Window function list

The following functions are available only in window transformations.

Window function Task
cumeDist Computes the position of a value relative to all values in the partition. The result is the number of rows preceding or equal to the current row in the ordering of the partition divided by the total number of rows in the window partition. Any tie values in the ordering evaluate to the same position.
denseRank Computes the rank of a value in a group of values specified in a window's order by clause. The result is one plus the number of rows preceding or equal to the current row in the ordering of the partition. The values don't produce gaps in the sequence. The denseRank function works even when data isn't sorted and looks for change in values.
lag Gets the value of the first parameter evaluated n rows before the current row. The second parameter is the number of rows to look back, and the default value is 1. If there aren't as many rows, a value of null is returned unless a default value is specified.
lead Gets the value of the first parameter evaluated n rows after the current row. The second parameter is the number of rows to look forward, and the default value is 1. If there aren't as many rows, a value of null is returned unless a default value is specified.
nTile Divides the rows for each window partition into n buckets ranging from 1 to at most n. Bucket values differ by at most 1. If the number of rows in the partition doesn't divide evenly into the number of buckets, the remainder values are distributed one per bucket, starting with the first bucket. The NTile function is useful for the calculation of tertiles, quartiles, deciles, and other common summary statistics.

The function calculates two variables during initialization.

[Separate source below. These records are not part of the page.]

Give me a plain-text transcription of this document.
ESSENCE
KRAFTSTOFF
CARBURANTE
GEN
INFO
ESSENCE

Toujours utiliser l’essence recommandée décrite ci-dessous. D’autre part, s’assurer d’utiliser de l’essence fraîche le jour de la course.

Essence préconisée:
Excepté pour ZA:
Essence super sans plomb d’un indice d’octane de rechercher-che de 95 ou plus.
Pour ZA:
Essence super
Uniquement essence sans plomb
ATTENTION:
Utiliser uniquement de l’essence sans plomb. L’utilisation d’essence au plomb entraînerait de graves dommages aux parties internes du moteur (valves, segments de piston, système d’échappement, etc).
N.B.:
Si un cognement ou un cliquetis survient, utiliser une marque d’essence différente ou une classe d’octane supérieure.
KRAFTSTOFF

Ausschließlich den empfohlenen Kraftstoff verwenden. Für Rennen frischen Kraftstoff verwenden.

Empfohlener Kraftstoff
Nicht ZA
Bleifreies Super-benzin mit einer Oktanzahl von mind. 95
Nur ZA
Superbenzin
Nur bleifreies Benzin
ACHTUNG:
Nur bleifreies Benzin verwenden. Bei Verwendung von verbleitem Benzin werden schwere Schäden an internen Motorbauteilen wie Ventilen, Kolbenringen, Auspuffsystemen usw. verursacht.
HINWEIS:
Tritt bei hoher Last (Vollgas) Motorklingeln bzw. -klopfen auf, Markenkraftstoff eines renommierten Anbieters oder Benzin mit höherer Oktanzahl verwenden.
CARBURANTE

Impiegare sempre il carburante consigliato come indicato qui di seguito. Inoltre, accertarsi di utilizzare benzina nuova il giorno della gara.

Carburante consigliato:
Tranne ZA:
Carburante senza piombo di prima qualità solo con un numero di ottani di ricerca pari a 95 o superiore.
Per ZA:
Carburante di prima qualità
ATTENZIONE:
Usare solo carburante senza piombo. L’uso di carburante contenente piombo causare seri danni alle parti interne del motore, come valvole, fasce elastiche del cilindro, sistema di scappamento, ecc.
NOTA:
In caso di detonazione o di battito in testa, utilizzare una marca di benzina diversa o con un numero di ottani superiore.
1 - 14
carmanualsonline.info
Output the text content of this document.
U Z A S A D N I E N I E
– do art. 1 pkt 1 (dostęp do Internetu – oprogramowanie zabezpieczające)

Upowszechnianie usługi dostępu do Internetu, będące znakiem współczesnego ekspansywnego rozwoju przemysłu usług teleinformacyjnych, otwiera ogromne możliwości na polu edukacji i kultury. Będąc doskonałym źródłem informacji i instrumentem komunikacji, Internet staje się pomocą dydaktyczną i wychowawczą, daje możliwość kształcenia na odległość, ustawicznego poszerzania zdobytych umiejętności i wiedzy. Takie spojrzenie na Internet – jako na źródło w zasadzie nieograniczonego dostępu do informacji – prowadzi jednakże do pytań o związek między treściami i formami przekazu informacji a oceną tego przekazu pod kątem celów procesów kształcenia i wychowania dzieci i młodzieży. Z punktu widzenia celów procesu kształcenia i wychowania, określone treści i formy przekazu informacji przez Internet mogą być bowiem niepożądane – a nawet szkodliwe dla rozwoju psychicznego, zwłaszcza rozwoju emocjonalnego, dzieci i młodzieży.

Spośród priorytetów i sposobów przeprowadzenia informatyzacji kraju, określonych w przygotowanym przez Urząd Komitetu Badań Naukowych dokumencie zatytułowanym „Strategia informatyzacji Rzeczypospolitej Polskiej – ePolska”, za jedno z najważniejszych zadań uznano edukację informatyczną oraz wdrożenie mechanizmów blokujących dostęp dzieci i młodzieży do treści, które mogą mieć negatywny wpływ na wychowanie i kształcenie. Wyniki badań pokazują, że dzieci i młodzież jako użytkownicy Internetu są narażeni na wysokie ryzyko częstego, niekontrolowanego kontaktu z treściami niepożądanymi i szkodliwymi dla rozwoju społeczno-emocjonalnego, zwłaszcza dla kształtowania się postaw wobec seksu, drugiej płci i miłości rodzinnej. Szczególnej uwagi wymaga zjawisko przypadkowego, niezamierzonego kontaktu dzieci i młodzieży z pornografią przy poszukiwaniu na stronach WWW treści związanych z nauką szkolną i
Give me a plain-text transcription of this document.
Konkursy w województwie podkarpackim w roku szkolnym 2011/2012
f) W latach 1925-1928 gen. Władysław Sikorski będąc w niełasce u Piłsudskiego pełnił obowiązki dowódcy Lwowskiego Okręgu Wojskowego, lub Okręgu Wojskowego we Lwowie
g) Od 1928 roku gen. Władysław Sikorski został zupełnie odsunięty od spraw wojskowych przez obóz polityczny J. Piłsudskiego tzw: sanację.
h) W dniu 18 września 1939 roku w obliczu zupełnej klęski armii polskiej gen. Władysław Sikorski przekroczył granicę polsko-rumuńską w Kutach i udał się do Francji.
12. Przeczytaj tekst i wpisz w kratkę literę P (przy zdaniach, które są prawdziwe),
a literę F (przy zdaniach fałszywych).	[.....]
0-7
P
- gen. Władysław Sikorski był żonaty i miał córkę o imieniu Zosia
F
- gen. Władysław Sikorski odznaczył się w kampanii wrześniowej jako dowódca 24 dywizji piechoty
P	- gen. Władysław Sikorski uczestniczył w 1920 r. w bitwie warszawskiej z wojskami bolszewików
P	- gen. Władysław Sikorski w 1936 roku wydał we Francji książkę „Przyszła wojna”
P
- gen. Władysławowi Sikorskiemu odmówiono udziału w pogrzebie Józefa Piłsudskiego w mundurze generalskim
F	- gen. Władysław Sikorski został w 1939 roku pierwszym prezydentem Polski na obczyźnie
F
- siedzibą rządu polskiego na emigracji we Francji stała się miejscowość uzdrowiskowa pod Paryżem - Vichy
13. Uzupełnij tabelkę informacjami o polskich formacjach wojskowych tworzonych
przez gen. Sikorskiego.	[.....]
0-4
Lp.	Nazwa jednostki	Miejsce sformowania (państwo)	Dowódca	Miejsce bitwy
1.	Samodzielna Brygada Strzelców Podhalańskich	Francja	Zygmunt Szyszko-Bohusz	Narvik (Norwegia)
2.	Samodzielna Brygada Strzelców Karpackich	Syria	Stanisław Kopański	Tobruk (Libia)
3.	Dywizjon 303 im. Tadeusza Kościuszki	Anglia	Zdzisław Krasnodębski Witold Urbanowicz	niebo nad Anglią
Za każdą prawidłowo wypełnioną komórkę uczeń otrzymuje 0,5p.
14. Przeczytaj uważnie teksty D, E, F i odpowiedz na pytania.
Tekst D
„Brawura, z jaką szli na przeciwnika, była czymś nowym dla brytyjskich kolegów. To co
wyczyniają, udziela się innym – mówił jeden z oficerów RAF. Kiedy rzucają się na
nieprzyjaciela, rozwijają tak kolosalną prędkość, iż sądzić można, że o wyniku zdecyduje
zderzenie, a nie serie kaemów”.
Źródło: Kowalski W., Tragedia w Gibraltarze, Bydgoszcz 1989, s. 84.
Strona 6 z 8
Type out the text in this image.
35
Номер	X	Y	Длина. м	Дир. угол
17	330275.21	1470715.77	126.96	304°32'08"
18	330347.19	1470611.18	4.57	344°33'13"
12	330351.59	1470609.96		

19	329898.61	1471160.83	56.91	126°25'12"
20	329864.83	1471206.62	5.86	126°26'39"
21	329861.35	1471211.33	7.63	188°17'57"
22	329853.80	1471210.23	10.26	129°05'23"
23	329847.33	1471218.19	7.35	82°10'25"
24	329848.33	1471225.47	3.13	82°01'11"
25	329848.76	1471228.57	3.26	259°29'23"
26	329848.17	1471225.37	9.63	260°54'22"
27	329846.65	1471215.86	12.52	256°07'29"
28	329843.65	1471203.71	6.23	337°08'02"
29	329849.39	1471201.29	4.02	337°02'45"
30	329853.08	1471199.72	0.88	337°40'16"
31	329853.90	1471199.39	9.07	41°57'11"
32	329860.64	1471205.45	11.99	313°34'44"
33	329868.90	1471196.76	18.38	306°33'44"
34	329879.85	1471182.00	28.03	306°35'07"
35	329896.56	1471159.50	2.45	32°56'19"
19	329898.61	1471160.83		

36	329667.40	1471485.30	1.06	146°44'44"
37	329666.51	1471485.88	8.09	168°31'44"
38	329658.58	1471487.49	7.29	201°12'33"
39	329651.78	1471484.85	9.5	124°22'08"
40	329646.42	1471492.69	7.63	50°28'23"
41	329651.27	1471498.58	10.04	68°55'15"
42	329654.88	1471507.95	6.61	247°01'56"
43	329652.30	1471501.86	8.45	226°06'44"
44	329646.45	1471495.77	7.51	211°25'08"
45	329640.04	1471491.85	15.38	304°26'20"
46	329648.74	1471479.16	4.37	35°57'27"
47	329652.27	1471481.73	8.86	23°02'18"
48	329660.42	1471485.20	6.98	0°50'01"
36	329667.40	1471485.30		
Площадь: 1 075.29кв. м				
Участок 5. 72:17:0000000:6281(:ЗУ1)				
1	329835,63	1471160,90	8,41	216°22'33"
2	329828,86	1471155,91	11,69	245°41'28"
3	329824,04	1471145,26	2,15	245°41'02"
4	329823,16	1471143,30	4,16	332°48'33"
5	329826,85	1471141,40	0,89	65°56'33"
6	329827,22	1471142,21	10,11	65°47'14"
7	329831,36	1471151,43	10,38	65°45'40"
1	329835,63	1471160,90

The size of a regular bucket has one extra row added to it. Both variables are based on the size of the current partition. During the calculation process, the function keeps track of the current row number, the current bucket number, and the row number at which the bucket changes (bucketThreshold). When the current row number reaches bucket threshold, the bucket value increases by one. The threshold increases by the bucket size (plus one extra if the current bucket is padded).
rank Computes the rank of a value in a group of values specified in a window's order by clause. The result is one plus the number of rows preceding or equal to the current row in the ordering of the partition. The values produce gaps in the sequence. The rank function works even when data isn't sorted and looks for change in values.
rowNumber Assigns a sequential row numbering for rows in a window starting with 1.